I understand the forces behind this trend. Hollywood is, after all, where the biggest storytelling money is (as long as we combine movies and television so they outearn videogames). A pitch session requires less time, particularly prep time by the professional, than a critique of a written manuscript sample. And in the case of SCBWI, that organization is based in Los Angeles, and its co-founder Lin Oliver works in television and film as well as books, so pitches are more familiar to her.

The problems with pitches are that:

  • They’re not how most book editors and agents evaluate manuscripts.
  • They don’t play to most writers’ best skills.
  • An agent or publisher buys into a manuscript, not an idea that they hire lots of other people to develop.
Editors and agents know that it’s valuable to be able to boil down a book’s appeal into a short pitch, for sales calls, marketing, and jacket copy. But they also know that the execution of the core idea matters.

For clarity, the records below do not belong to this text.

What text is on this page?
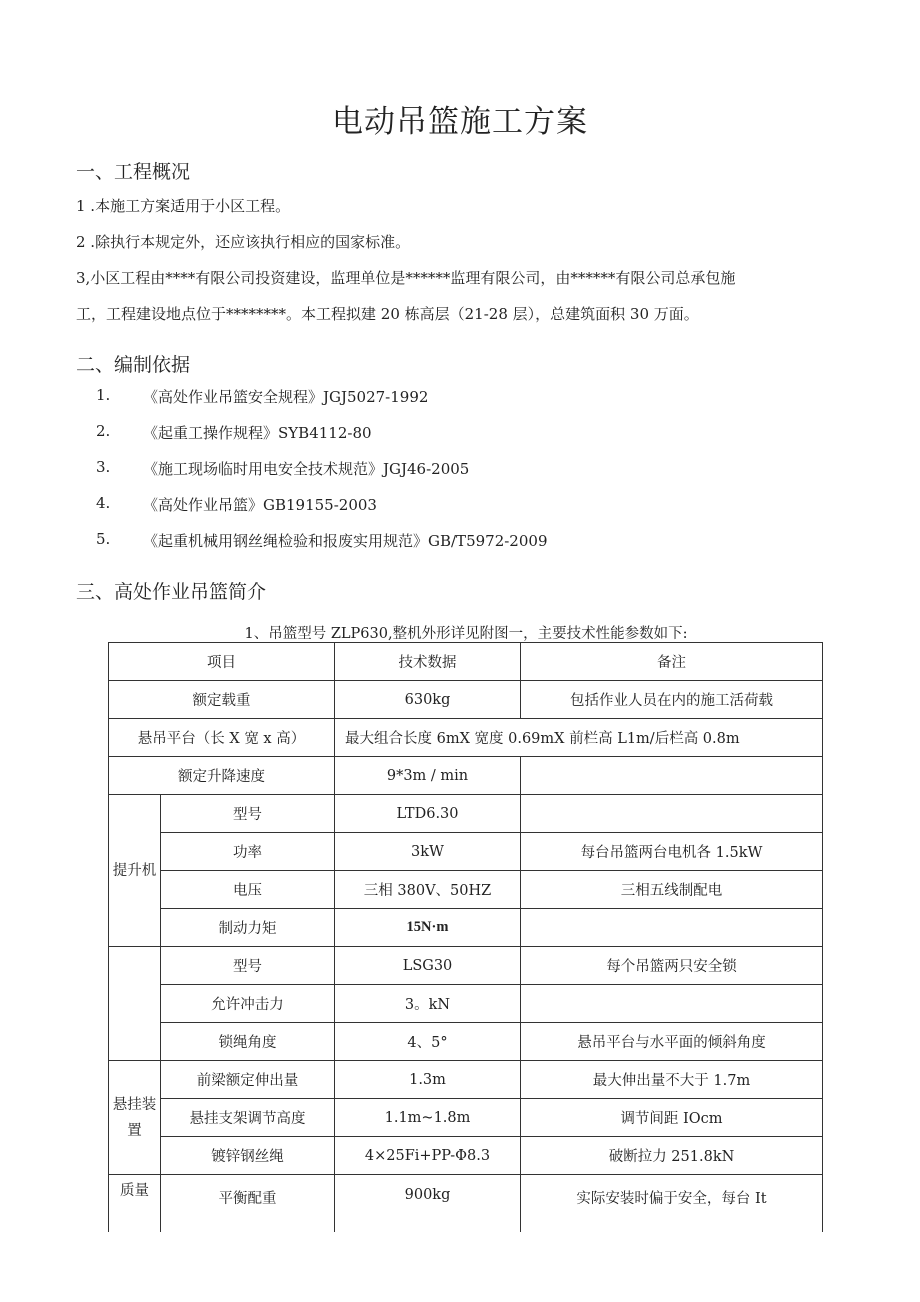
电动吊篮施工方案
一、工程概况
1 .本施工方案适用于小区工程。
2 .除执行本规定外，还应该执行相应的国家标准。
3,小区工程由****有限公司投资建设，监理单位是******监理有限公司，由******有限公司总承包施
工，工程建设地点位于********。本工程拟建 20 栋高层（21-28 层），总建筑面积 30 万面。
二、编制依据
1. 《高处作业吊篮安全规程》JGJ5027-1992
2. 《起重工操作规程》SYB4112-80
3. 《施工现场临时用电安全技术规范》JGJ46-2005
4. 《高处作业吊篮》GB19155-2003
5. 《起重机械用钢丝绳检验和报废实用规范》GB/T5972-2009
三、高处作业吊篮简介
1、吊篮型号 ZLP630,整机外形详见附图一，主要技术性能参数如下:
项目		技术数据	备注
额定载重		630kg	包括作业人员在内的施工活荷载
悬吊平台（长 X 宽 x 高）		最大组合长度 6mX 宽度 0.69mX 前栏高 L1m/后栏高 0.8m	
额定升降速度		9*3m / min	
提升机	型号	LTD6.30	
	功率	3kW	每台吊篮两台电机各 1.5kW
	电压	三相 380V、50HZ	三相五线制配电
	制动力矩	15N·m	
	型号	LSG30	每个吊篮两只安全锁
	允许冲击力	3。kN	
	锁绳角度	4、5°	悬吊平台与水平面的倾斜角度
悬挂装置	前梁额定伸出量	1.3m	最大伸出量不大于 1.7m
	悬挂支架调节高度	1.1m~1.8m	调节间距 IOcm
	镀锌钢丝绳	4×25Fi+PP-Φ8.3	破断拉力 251.8kN
质量	平衡配重	900kg	实际安装时偏于安全，每台 It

At one writers’ conference I had to facilitate a pitch session with Michael Stearn, then editing books at one of the H publishers before alighting at the Upstart Crow Literary Agency. And his response to nearly every idea had to be about the same: “Okay, I can see that idea working, but I’d have to see the writing.” He was game, and the attendees were eager, but the session seemed like a waste of time instead of an efficient use of it.

Mary Kole of the Andrea Brown agency just explained at Kidlit.com why she doesn’t like pitches, either:
In most cases, I will request a writing sample — 10 pages and a query, our standard submission request on the ABLit website — after a pitch. Because I need to see the writing. Sometimes, I know that a project is just not for me. . . . But in most cases, I will give the writer what they’re hoping to get: the request for more. That’s the first reason I dislike pitches: most writers are just focused on the request and don’t know that they’ll likely get one.

The second reason I dislike pitches? The bundle of nerves on the other side of the table. Writers freak out, thinking that their two minute pitch will make or break their career, or they act like robots who have memorized a query and are now regurgitating it. A lot of writers read from actual cue cards, their hands shaking, their eyes glued to the page and never rising to meet mine. They’re so focused on the pitch that they’ll get completely frazzled if I ask a question or interrupt them for clarification. It’s a very one-sided conversation.
People go into book publishing—as writers, editors, and agents—because we like the written word. We hone our skills in communicating that way. We take on the long labor of creating books because we like long stories. Asking us to abandon the written word in favor of an oral pitch is just asking for trouble.

(Cover above for No Cream Puffs, by Karen Day, a tween novel about a baseball pitcher that’s easy to pitch but hard to encapsulate.)